A month later, action taken by the Fed and other central banks once again aimed at providing liquidity instead of the addressing the underlying problem of debtor solvency was good for 490 points.
It is little different than the giddy announcement three years earlier when 15 Eurozone nations agreed to provide their banks with more liquidity and fresh guarantees. As we have learned, the move did nothing to solve the debt issues that have only grown since then. But the news spiked the Dow 936 points that day a gain that was also soon given up.
There are always some investors who are taken in by the latest in an unending string of breathless announcements that the debt crisis has been fixed. Wall Street gladly separates them from their money. Remember, the problem was years in the making. Its solution will demand a long process of costly adjustments and debt liquidation. Real solutions will not be greeted with euphoria.
A systemic global monetary breakdown can be delayed, but it cannot be avoided. That is because the debt is too big to be backstopped forever. Despite knowing that Greece lied about its deficits to gain admission to the Eurozone, naïve ratings analysts, state officials, regulators, bankers and investors all believed that Greece would be forever backstopped.
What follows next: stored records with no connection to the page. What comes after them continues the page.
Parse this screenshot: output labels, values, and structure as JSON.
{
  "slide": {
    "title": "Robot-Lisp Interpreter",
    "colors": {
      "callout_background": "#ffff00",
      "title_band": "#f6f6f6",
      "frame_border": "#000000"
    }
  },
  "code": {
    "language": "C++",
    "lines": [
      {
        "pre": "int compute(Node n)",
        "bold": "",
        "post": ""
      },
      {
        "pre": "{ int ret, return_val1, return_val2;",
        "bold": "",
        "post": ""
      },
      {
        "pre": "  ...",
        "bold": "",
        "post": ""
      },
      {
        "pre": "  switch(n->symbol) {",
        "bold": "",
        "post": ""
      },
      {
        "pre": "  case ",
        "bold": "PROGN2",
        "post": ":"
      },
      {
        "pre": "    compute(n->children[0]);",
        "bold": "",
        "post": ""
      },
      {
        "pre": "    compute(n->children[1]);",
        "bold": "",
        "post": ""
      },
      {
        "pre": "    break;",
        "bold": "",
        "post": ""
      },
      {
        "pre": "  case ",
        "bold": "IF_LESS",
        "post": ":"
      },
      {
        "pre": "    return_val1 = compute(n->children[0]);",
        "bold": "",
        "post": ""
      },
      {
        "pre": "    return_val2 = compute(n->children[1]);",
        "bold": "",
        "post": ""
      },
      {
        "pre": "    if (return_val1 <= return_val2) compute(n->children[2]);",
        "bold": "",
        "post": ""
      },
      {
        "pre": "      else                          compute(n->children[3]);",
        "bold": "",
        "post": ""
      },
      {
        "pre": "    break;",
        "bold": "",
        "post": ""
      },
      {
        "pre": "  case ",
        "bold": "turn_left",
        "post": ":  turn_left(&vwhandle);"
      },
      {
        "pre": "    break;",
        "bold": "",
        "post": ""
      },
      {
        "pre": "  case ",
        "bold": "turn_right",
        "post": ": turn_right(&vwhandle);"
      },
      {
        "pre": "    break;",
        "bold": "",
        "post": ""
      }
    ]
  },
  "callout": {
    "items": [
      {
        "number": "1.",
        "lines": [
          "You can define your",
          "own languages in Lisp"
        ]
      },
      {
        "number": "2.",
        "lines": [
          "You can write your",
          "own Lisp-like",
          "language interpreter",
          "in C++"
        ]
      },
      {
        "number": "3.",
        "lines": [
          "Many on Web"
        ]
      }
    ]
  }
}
Maybe Germany could backstop Greece, but who is left to backstop Italy? China? But a third of China's reserves are already backstopping the U.S. Treasury, more backing Freddie and Fannie.
Can the Federal Reserve backstop everybody? It's been desperately trying to keep the American people from finding out just how much it has been backstopping the rest of the world. And what backstops the Federal Reserve?
Only the printing press.
Nation states and their institutions, the governing classes and the lapdog media are always surprised by crisis. But you don't have to be. If you understand that the European debt crisis is a dress rehearsal for what is to come here at home, you aren't likely to underestimate the problem or put much stock in patchwork plans that provide liquidity but leave the underlying debt unaddressed.
For astute investors the allure of gold, which is nobody's liability and doesn't need to be backstopped by anyone, grows with each new state crisis.